Banda Aceh adalah kota  yang paling besar terkena dampak dari Gempa dan Tsunami pada tanggal 26 Desember 2004 silam. Gempa berkekuatan 9,3 skala Richer yang berpusat di 160 km sebelah barat Aceh dengan kedalaman 10 km ini telah menelan korban lebih dari 300 ribu jiwa, dan merupakan gempa bumi terdahsyat dalam kurun waktu 40 tahun terakhir yang menghantam Aceh, Pantai Barat Semenanjung Malaysia, Thailand, Pantai Timur India, Srilanka, bahkan sampai Pantai Timur Afrika.
Sumber Foto: Maura K. Makmur (Pintu utama masuk menuju sejarah Tsunami)

Bukti peristiwa maha dahyat ini kemudian diabadikan di dalam Museum Tsunami yang terletak di Jalan Sultan Iskandar Muda No. 3, Sukaramai, Baiturrahman, Kota Banda Aceh. Museum ini bersebelahan dengan lapangan Blang Padang atau sekitar 500 meter dari Masjid Raya Baiturrahman.
Sumber Foto: Astina R (Saat menemani pengunjung dari Medan)

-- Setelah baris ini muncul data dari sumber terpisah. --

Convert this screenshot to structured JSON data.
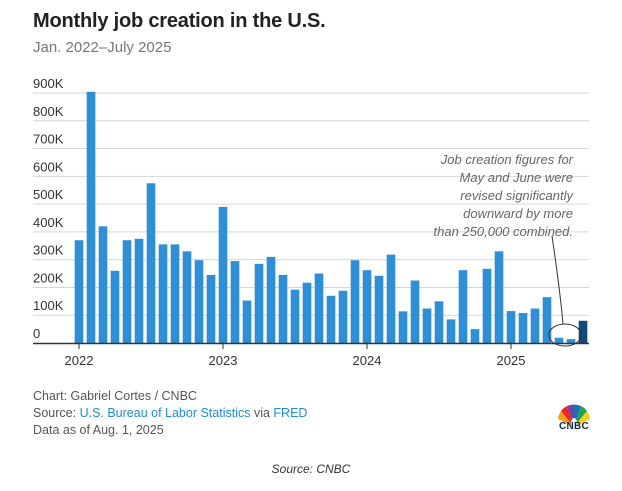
{
  "title": "Monthly job creation in the U.S.",
  "subtitle": "Jan. 2022–July 2025",
  "annotation": [
    "Job creation figures for",
    "May and June were",
    "revised significantly",
    "downward by more",
    "than 250,000 combined."
  ],
  "footer": {
    "chart_credit": "Chart: Gabriel Cortes / CNBC",
    "source_prefix": "Source: ",
    "source_link1": "U.S. Bureau of Labor Statistics",
    "source_mid": " via ",
    "source_link2": "FRED",
    "data_as_of": "Data as of Aug. 1, 2025"
  },
  "logo_text": "CNBC",
  "caption": "Source: CNBC",
  "colors": {
    "bar": "#2f8fd6",
    "highlight_bar": "#0f4b7e",
    "grid": "#d6d6d6",
    "axis": "#333333",
    "annotation": "#666666"
  },
  "chart_data": {
    "type": "bar",
    "title": "Monthly job creation in the U.S.",
    "subtitle": "Jan. 2022–July 2025",
    "xlabel": "",
    "ylabel": "",
    "ylim": [
      0,
      900000
    ],
    "grid": true,
    "y_ticks": [
      0,
      100000,
      200000,
      300000,
      400000,
      500000,
      600000,
      700000,
      800000,
      900000
    ],
    "y_tick_labels": [
      "0",
      "100K",
      "200K",
      "300K",
      "400K",
      "500K",
      "600K",
      "700K",
      "800K",
      "900K"
    ],
    "x_tick_labels": [
      {
        "label": "2022",
        "month": "2022-01"
      },
      {
        "label": "2023",
        "month": "2023-01"
      },
      {
        "label": "2024",
        "month": "2024-01"
      },
      {
        "label": "2025",
        "month": "2025-01"
      }
    ],
    "highlight_month": "2025-07",
    "categories": [
      "2022-01",
      "2022-02",
      "2022-03",
      "2022-04",
      "2022-05",
      "2022-06",
      "2022-07",
      "2022-08",
      "2022-09",
      "2022-10",
      "2022-11",
      "2022-12",
      "2023-01",
      "2023-02",
      "2023-03",
      "2023-04",
      "2023-05",
      "2023-06",
      "2023-07",
      "2023-08",
      "2023-09",
      "2023-10",
      "2023-11",
      "2023-12",
      "2024-01",
      "2024-02",
      "2024-03",
      "2024-04",
      "2024-05",
      "2024-06",
      "2024-07",
      "2024-08",
      "2024-09",
      "2024-10",
      "2024-11",
      "2024-12",
      "2025-01",
      "2025-02",
      "2025-03",
      "2025-04",
      "2025-05",
      "2025-06",
      "2025-07"
    ],
    "values": [
      370000,
      904000,
      420000,
      260000,
      370000,
      375000,
      575000,
      355000,
      355000,
      330000,
      298000,
      245000,
      490000,
      295000,
      153000,
      285000,
      310000,
      245000,
      192000,
      217000,
      250000,
      170000,
      188000,
      298000,
      262000,
      242000,
      318000,
      114000,
      225000,
      124000,
      150000,
      85000,
      262000,
      50000,
      267000,
      330000,
      115000,
      108000,
      124000,
      165000,
      19000,
      14000,
      80000
    ]
  }
}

Museum yang dirancang oleh Bapak Ridwan Kamil –Walikota Bandung- ini dibangun atas bantuan beberapa lembaga, diantaranya Badan Rehabilitasi dan Rekontruksi (BRR) NAD-Nias sebagai penyandang anggaran bangunan, Departemen Energi dan Sumber Daya Mineral (DESDM) sebagai penyandang anggaran perencanaan, studi isi, dan penyediaan koleksi museum serta pedoman pengelolaan museum, Pemerintah Aceh sebagai penyedia lahan dan pengelola museum, dan Pemerintah Kota Banda Aceh sebagai penyedia sarana dan prasarana lingkungan museum dan Ikatan Arsitek Indonesia (IAI).

Museum tsunami dibangun pada tahun 2006 di atas lahan kurang lebih 10.000 persegi. Bangunan yang dirancang dengan konsep rumoh Aceh as Escape Hill menggabungkan konsep Rumoh Aceh dengan bukit tempat penyelematan diri saat tsunami serta gabungan interior dinding dari gerakan tarian Saman. Museum ini terdiri dari empat lantai yang dinding lengkungnya ditutupi  relief geometri dengan konsep yang berbeda-beda serta bernuansa islam. Lantai dasar Anda dapat menemukan kolam terbuka dengan dikelilingi oleh bebatuan bulan yang bertulis nama-nama negara yang turut membantu Aceh saat tsunami melanda. 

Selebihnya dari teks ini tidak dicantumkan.